The company has taken in some $40 million in venture funding to date. Its most recent $23 million Series C funding in December 2021 was led by StepStone Group with participation from existing investors Ten Eleven Ventures, Main Sequence Ventures, Reinventure (Westpac’s venture capital arm), and Turnbull & Partners, the former Australia Prime Minister’s venture firm. Turnbull himself also joined the Kasada board.
Crowther grew up in Newcastle, Australia, a steel and coal city on the coast north of Sydney, an unlikely setting for a budding tech entrepreneur. His mom was a special education teacher, and his dad was in community communication and media consulting. “I just kind of stumbled into computers. And then I found security. It was like, wow, this is kind of fun, breaking things. My parents were supportive enough to let me pursue this while I was still in high school,” says Crowther.
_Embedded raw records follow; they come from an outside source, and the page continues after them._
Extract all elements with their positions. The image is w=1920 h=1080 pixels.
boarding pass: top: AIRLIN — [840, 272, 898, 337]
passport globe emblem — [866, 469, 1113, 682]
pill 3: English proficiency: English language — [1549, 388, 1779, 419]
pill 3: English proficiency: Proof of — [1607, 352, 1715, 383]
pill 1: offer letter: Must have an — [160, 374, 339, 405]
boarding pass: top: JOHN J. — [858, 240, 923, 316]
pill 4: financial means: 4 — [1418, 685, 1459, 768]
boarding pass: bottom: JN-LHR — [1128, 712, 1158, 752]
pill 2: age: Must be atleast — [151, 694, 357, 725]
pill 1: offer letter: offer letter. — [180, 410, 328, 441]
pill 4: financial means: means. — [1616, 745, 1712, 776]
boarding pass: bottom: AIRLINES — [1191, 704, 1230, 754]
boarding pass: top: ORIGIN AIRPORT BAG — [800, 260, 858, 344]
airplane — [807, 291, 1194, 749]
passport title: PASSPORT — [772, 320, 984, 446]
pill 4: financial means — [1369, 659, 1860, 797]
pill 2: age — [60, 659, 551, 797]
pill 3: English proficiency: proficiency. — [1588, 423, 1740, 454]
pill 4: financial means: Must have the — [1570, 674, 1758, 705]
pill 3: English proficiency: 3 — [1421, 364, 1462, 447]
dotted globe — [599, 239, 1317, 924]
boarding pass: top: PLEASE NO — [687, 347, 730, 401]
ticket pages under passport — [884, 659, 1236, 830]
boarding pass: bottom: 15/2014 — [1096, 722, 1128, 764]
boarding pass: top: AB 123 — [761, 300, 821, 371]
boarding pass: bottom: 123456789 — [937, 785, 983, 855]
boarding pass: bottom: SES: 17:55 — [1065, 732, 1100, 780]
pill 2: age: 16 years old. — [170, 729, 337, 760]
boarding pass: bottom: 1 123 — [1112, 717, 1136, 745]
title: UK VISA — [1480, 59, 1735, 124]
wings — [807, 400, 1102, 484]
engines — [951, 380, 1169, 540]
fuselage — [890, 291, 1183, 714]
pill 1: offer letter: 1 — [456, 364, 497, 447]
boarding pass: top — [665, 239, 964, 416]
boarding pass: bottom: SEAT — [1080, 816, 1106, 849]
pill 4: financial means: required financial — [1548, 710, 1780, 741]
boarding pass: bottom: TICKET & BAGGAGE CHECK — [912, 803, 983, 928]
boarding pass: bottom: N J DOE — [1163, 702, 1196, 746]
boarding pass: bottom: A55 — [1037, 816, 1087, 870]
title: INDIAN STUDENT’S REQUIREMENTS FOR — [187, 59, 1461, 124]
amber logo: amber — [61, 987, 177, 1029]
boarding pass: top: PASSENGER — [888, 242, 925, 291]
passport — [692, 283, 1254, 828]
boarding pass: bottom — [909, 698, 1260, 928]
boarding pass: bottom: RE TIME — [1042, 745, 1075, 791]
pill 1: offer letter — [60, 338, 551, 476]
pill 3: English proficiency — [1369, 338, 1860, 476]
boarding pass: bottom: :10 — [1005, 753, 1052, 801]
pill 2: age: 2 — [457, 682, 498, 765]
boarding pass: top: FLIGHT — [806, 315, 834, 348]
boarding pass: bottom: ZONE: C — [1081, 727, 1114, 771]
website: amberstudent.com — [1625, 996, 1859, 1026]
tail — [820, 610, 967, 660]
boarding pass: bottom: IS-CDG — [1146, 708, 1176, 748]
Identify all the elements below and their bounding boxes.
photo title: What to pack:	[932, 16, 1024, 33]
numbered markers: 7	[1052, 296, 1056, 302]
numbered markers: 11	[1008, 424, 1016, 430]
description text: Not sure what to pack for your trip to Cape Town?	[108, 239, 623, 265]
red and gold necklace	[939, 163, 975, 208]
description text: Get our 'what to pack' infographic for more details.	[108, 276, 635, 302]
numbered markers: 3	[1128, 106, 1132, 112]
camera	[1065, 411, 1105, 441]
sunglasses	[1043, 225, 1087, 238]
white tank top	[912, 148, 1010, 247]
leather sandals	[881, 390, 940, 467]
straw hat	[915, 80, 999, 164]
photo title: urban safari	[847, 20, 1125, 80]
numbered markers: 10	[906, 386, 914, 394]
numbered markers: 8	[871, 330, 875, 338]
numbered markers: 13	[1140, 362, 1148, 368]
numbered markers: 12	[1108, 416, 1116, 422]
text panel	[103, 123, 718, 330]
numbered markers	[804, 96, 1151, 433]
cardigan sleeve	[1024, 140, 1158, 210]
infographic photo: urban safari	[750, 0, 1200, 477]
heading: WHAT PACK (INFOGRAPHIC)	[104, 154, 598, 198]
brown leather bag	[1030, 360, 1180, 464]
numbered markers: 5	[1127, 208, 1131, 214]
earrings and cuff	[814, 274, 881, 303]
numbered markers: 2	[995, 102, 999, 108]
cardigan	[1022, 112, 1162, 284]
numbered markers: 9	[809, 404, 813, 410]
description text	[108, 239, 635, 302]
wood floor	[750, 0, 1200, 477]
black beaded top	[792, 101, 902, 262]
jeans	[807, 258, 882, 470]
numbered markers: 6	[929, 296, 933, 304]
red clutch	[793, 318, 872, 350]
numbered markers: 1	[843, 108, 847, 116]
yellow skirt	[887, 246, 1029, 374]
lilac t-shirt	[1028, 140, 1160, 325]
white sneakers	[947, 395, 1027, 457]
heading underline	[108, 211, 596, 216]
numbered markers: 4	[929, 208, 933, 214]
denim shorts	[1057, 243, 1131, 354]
Through a series of fortunate events, the counterpart of the NSA in Australia, the Australian Security Intelligence Organisation (ASIO) was looking at working with high school students. Crowther was the second student they chose to engage with, and he started working for them during school holidays. “I did that for a few years. And then that set me up to go and work at Macquarie after high school,” says Crowther.
He never attended college, choosing to work instead. “I looked at the course syllabus for a software engineering degree and then I looked at what Macquarie was going to pay me and what I’d be doing there. And I was like, ‘You know what, I’m going to take a gap year and the gap year turned into a Gap 10’,” says Crowther.
The 18-year-old Crowther was hired by Macquarie after he wrote a handwritten letter to the Chief Operating Officer, explaining what he had been doing with ASIO. “The letter ended up on the CISOs desk and he met me for a coffee. He said that the whole time, I was like an energizer bunny with excitement. So, he knew that he had to give me a shot to see what I could do,” says Crowther.
After two years at Macquarie, he would leave to found Kasada. “So, in the grand scheme of things, not a whole lot of time, but because I was just given such free rein, because they needed people like me to just come in and help them break things, I got exposure to tons of different things,” says Crowther.
As for the future? “From what we’ve seen with the nature of the problems we’re solving and the sorts of companies that are trusting us to solve it as well, despite being very small in the grand scheme of things, I’ve no doubt we can build this into a very, very large security business that does a lot more than just bot mitigation, which is exciting,” concludes Crowther.